How much of the city remained?

It was largely built from mud bricks so, unlike the Egyptian pyramids or the Roman Forum, its monuments did not last. As years passed and the Euphrates flooded and desert enriched, it crumbled. Many precious artifacts that did survive were carted off by colonial powers. Nebuchadnezzar's Ishtar Gate was excavated by the German Archeologist Robert Koldewey and reconstructed in the Pergamon museum in Berlin. The French grabbed ceramics, the Turks used the bricks, some still bearing Nebuchadnezzar's name, to build damns on the Euphrates. Yet Babylon is still one of the great archeological sites. Huge amounts of material lie underground, perhaps including the fabled Hanging gardens.

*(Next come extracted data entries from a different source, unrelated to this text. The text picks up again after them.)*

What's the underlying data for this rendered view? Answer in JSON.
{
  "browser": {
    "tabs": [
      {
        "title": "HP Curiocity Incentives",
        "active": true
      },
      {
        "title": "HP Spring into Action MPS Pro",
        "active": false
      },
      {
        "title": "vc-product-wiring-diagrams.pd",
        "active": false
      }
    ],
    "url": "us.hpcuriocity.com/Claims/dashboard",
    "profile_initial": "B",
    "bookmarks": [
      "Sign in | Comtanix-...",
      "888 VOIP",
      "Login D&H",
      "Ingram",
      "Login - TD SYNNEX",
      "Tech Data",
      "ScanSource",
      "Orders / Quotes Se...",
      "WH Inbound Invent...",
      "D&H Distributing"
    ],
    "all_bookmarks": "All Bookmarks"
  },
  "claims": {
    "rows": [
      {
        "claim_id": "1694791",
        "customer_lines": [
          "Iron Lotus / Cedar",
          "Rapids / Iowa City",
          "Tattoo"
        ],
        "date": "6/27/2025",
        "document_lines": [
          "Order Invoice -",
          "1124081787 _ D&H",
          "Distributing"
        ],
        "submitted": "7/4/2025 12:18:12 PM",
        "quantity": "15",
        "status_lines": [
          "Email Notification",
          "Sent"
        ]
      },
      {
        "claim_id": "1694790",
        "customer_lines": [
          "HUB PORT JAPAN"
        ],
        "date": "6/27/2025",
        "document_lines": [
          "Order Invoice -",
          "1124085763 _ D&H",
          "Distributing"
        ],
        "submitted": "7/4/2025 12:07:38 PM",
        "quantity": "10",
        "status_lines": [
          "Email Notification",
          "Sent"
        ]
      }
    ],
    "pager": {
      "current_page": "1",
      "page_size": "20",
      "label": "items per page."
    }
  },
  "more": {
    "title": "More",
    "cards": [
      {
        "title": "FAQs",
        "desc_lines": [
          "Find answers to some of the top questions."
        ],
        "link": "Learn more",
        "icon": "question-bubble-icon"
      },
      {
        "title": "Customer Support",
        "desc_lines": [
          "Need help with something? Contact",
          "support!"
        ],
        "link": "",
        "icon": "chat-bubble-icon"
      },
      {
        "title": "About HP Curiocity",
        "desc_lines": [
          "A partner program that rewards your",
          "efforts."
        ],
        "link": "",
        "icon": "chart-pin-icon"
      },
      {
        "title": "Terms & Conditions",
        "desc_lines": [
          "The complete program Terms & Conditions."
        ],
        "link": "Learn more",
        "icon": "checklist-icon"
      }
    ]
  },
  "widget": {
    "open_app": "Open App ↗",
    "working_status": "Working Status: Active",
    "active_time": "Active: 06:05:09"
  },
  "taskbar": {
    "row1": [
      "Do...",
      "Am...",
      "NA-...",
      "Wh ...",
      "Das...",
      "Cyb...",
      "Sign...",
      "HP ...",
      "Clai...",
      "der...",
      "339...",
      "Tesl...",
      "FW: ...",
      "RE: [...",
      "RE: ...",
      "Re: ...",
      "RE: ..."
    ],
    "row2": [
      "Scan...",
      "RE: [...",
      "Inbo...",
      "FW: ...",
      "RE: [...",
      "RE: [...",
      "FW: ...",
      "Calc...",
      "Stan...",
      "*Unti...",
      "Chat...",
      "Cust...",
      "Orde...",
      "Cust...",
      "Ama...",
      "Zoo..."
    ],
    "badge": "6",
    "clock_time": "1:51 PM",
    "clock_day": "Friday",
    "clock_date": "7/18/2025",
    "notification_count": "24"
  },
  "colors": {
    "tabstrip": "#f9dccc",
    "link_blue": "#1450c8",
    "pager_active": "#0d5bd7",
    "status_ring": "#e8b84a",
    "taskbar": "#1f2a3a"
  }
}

Did Saddam leave the ruins intact?

Saddam Hussein saw himself as a latter-day Nebuchadnezzar and Babylon as a propaganda tool. To "restore'' the site, he imported thousands of Sudanese laborers (Iraqis were at that time tied up in the Iran-Iraq war) to build a palace atop Nebuchadnezzar's original. Yellow brick wails 40ft high, stamped with the dictator's name, replaced mounds of biblical-age mud.
Lest anyone missed the point, he added a huge portrait of himself and Nebuchadnezzar. After the Persian Gulf War in 1991, he commissioned a modern palace in the style of a ziggurat and carved out an underground car park among archaeological deposits. Yet he also did some genuine restoring (e.g. shoring up Processional Way, a wide boulevard of ancient stones). He was about to build a cable car line over the site, when the Americans invaded.

What damage did they do to the site?

A report last year by the British Museum's John Curtis painted a devastating picture. Curtis found that large areas had been covered in gravel brought in from outside, compacted and often chemically treated to provide helipads, car perks and storage areas. US military vehicles had crushed 2600-year-old brick pavements, scattering fragments across the site. More than 12 trenches had been dug into ancient deposits. Vast amounts of sand and earth, mixed with archaeological fragments, including bricks inscribed with Nebuchadnezzar's name, were gouged from the site to fill sandbags. But the most serious damage has been the contamination of areas which have never been excavated: it means that many secrets of Babylon, including the Hanging Gardens, may never be solved. (Troops also took precious objects home as souvenirs. By the summer of 2003, Babylonian cuneiform tablets, the oldest examples of writing, were being sold on bay.)

What next for Babylon?

Iraqi leaders and UN officials hope to restore it, turning it into a cultural centre or possibly an Iraqi theme park. But no major excavation will occur until the security situation in Iraq improves. Meanwhile the sandbags filled by the US military with earth rich in archaeological material are falling apart. In time, they will form yet another layer of occupation at the site, a layer that will come to be known, as likely as not, as the "American stratum''.

The Scribe:
One of the main reasons why Nebuchadnezzar invaded Jerusalem was to take all the leading Jewish engineers and architects back to Babylon to plan a city more beautiful then Nineveh. The Jewish engineers quickly found the weak point in the city's location and by diverting the Euphrates River from flowing inside Baghdad; they managed to engineer the surrender of the capitol to the army of Cyrus the Great without a shot being fired.